The Angolan government has fired two of its senior diplomats for attending a gala dinner celebrating the opening of the US Embassy in Jerusalem, according to the Afro-Palestine Newswire Service.
The event, hosted in Tel Aviv by the Israeli Ministry of Foreign Affairs last week, was attended by Manuel Augusto Jao Diogo Fortunato, a senior adviser in the Angolan Embassy, with the approval of Angola’s Director for African, Middle East and Regional Organisations, Joaquim do Espirito Santo.
On Monday, Angolan media reported that Fortunato and Santo had both been fired by Angola’s Foreign Affairs Minister, Manuel Augusto, for “failing to comply with procedures and harming Angola’s good reputation.”
Fortunato was one of 12 African envoys who attended the event, including Rwanda, South Sudan, Kenya, Ethiopia, Ivory Coast, Cameroon and the Democratic Republic of Congo.

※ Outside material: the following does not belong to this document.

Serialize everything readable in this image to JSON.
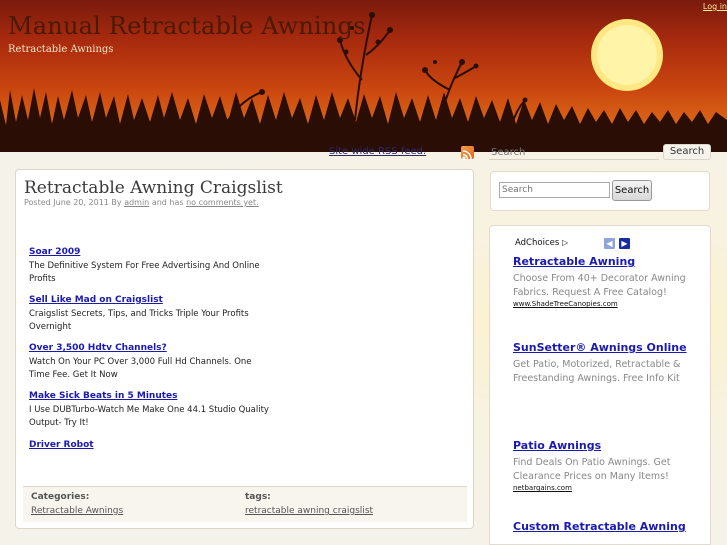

Israel has economic ties with many nations on the continent, primarily based on arms sales, weapons which are often used to commit human rights violations by armed groups or dictatorial regimes.
The states whose delegations attended faced criticism from activists for betraying Africa’s longstanding support of the Palestinian people.
“We are very disappointed at African countries which had celebrated the declaration of Jerusalem as the official capital city of Israel by the USA. That is the highest form of betrayal because us as Africans should know that colonialism and imperialism have no place in humanity,” South African MP and Economic Freedom Fighters (EFF) leader Julius Malema told reporters.
However, Angola has previously taken a stand against Israeli occupying policies, voting in favour of the UN Security Council resolution condemning Israeli settlements built in the Palestinian territories in 2016. In response, Israel moved to stop foreign assistance to Angola and also closed an international aid agency it operates in the country which brought Angolans to Israel to gain exposure to advanced agricultural and manufacturing technology.
Israel has attempted to strengthen ties with African nations over the past year in an effort to garner support outside of its traditional Western allies and trade partners. In 2017, Israeli Prime Minister Benjamin Netanyahu toured the continent, pledging to deepen trade and security relations, and announced that Israel sought to join the African Union.
Netanyahu has also stated on multiple occasions that he seeks to use the support of the continent to debunk the traditional anti-Israel traditional majority in international organisations such as the UN, and weaken the instinctive sympathy for Palestine in Africa.